I capponi universitari di Renzo


Berretto universitario 1968

Berretto universitario 1968

 Avete sentito parlare di feste goliardiche, di scontri tra opposte fazioni, di prese di posizione di studenti e professori universitari su qualsiasi cosa? No, almeno dagli anni 1980; e le università italiane sono esamifici e diplomifici. Magari hanno buona qualità di insegnamento, ma sono prive di ogni altra caratteristica di quelle che per secoli hanno portato gli studenti e i prof a partire volontari per le guerre e a fare sanguinosamente politica… e intrecciare tristi impossibili amori, e tutta una letteratura, parte della quale posso riferirvi solo in strettissimo privato. Niente, e quando finiscono le lezioni, attorno alle aule c’è il silenzio e buio.
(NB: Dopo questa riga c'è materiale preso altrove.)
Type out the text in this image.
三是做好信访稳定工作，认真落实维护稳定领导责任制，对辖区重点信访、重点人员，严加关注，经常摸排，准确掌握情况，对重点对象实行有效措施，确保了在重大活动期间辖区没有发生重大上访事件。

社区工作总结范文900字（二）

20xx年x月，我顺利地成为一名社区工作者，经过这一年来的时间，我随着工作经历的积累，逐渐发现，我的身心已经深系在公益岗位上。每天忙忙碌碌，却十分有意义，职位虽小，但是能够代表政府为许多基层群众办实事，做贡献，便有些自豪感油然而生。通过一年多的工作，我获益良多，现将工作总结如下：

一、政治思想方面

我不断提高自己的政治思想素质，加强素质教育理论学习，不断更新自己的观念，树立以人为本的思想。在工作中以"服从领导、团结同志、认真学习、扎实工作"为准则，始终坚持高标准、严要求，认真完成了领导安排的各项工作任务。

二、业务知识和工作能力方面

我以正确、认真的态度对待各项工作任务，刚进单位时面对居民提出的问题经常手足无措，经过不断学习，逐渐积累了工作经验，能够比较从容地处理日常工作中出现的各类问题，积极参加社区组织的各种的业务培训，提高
 Lo stesso per le università calabresi. Esse sono tre statali, con varie appendici, e vari istituti privati; quasi la Calabria volesse colmare un vuoto che risulta già nel XVI secolo, quando chiese una “Accademia” e non la ottenne per quattro secoli.

 Anche le università calabresi, se le giudichiamo come didattica, sono di buon livello, con qualche eccellenza. Se invece cerchiamo tracce di una vita sociale, politica, goliardica, amorosa, e quant’altro, beh, mi è capitato di trovarmi sotto gli edifici della Magna Grecia dopo le 17, e mi sorse spontaneo il paragone con Copanello dopo il mese di agosto: silenzio e deserto.

 Le facoltà scientifiche ogni tanto producono qualcosa. Ma – parlo di ciò che mi riguarda – Legge sforna avvocati come se piovesse; Lettere Classiche è un discreto Liceo, e non dei miei tempi; più il trionfo delle non scienze. Sono non scienze l’antropologia e la sociologia eccetera, non in sé, bensì quando diventano opinioni a ruota libera e a chi la spara più vaga. Di successo, ovviamente, ma senza nessuna scientificità. E ci fu (ignoro se ci sia ancora) un insegnamento, giuro che è vero, di PEDAGOGIA DELLA R-ESISTENZA: e chiesi, e nessuno mai rispose, quale potesse essere il programma di una tale disciplina, e di cosa parlassero agli esami; e cosa mai nella vita potesse fare un laureato in R-ESISTENZA per conquistarsi il pane quotidiano.

 Ora tra Catanzaro e Cosenza è in atto il battibecco delle due Medicine: come i capponi di Renzo, che litigavano mentre venivano portati a divenire brodo per l’Azzeccagarbugli.

 Cose calabresi: se a Cardinale facessero una centrale atomica, subito la vorrebbero anche a Torre Ruggero; e così a Fontanesecca e Fontanapiena, se riaprissero certe attività chiuse (chiuse? ahahahahahah!) il 20 febbraio 1958. Quali? Studiate, visto che siamo in tema universitario.

 Ecco, io, se potessi, istituirei una Facoltà di Lettere a Catanzaro, per rispondere alla minaccia… ma no, alla già realtà di Medicina bis a Cosenza. Lettere, cioè italiano latino greco filologia storia… Greco vuol dire che uno deve saper distinguere ἔβη da ἐκρύβη, che paiono uguali e non lo sono; sapere, e non cavarsela con sproloqui sui veri, o quasi sempre immaginari “valori” della civiltà greca!

 Coraggio, impiantiamo Lettere. Come dicono a Parigi, à la guerre comme à la guerre; e anche: au gentilhomme, gentilhomme; au corsaire, corsaire et demi.

 Dove? Ma in qualsiasi palazzo abbandonato del vuoto centro di Catanzaro: magari la sera, come capitava a me, qualcuno andrà a mangiare un quarto di pizza di notte. Nel centro, senza innalzare un altro palazzone nel deserto.